2.Bundesliga Frauen Hannover 06.06.09

Pünktlich zum WK-Beginn fing es an zu regnen, so dass wir schon beim Warmlaufen (auf das Einfahren haben wir lieber verzichtet) einen sehr realistischen Eindruck von den Streckenbedingungen bekamen: nacheinander rutschten mehrere Jedermänner um die Kurve, stürzten und verletzten sich teilweise. Wie soll frau da ruhig bleiben!?

Glücklicherweise wurde diese „Schikane“ für die zwei Bundesliga-Rennen kurzfristig ausgelassen. Trotzdem gab es noch genug Kurven mit erhöhter Rutschgefahr, die unsere Damen aber mit besonderem Fahrgeschick (Marina fand sich kurzzeitig mal auf dem linken Bürgersteig wieder) unfallfrei meisterten.

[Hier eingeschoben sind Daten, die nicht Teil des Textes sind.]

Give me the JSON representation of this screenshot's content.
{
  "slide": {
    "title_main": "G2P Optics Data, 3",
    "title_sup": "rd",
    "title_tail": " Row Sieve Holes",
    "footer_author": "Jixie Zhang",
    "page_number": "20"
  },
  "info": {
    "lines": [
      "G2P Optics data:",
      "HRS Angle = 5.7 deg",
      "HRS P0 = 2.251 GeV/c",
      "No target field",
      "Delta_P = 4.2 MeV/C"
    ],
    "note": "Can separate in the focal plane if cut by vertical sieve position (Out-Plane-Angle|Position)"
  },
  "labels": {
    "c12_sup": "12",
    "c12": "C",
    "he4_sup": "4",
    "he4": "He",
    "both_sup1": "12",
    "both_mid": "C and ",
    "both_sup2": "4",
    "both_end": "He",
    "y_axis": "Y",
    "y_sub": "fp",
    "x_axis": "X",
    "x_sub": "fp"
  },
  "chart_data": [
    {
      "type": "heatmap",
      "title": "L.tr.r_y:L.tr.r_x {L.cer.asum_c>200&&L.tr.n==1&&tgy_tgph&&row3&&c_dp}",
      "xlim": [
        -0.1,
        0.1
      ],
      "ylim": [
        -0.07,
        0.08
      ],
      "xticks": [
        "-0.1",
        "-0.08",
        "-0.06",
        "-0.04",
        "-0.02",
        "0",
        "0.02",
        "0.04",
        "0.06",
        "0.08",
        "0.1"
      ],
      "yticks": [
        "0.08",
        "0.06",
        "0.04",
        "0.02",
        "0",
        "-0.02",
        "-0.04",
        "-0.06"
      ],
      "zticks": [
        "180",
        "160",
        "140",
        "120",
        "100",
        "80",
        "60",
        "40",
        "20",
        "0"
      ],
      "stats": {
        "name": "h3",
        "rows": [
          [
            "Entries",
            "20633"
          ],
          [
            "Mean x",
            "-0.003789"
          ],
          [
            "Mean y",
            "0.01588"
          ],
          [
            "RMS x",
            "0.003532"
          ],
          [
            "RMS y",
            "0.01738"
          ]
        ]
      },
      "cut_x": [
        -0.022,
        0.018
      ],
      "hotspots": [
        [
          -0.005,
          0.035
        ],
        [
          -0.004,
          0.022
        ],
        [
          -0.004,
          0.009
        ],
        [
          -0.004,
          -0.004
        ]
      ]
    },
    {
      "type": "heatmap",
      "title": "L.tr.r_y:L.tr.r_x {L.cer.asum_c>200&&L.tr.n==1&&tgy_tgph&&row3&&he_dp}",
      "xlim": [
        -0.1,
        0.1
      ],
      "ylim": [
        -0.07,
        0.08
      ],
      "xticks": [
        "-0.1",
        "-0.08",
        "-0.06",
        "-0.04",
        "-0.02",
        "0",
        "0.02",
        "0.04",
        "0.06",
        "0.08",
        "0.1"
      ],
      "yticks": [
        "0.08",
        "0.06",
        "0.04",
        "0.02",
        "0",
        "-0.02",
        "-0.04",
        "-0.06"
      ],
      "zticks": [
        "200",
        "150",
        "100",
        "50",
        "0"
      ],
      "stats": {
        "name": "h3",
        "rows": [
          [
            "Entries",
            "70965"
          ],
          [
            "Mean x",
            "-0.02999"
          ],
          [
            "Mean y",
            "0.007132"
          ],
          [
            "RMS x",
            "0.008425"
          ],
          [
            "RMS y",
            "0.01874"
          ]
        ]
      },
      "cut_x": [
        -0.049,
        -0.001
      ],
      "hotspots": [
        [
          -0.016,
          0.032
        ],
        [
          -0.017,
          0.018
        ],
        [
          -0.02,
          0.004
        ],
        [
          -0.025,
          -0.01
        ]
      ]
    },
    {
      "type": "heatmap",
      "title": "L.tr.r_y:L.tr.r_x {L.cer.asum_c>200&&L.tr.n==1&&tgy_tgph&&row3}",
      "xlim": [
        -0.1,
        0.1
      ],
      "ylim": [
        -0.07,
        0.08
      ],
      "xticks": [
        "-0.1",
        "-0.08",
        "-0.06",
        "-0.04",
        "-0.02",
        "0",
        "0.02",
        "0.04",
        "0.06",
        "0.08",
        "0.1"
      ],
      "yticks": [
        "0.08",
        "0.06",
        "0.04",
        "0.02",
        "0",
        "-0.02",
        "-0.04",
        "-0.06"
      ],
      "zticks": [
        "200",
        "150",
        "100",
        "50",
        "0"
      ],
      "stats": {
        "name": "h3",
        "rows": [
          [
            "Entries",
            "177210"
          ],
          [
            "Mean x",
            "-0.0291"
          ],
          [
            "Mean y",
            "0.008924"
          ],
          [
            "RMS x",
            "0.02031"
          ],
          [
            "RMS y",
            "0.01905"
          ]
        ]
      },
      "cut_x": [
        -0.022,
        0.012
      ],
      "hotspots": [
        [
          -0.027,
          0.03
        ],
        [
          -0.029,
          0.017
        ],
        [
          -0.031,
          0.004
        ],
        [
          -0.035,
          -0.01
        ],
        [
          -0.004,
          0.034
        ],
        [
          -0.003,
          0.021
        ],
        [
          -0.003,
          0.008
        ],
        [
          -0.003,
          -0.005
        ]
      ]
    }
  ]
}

Nach dem Schwimmen verpassten Christina und Antje leider den Anschluß an die Gruppe, so dass sie keinen Windschattenvorteil nutzen konnten. Auch Marina und Agnes mussten alleine die Aufholjagd antreten und sammelten einige Einzelkämpfer auf der Strecke ein. Christina konnte sich dranhängen, aber die große Gruppe einzuholen, war unmöglich.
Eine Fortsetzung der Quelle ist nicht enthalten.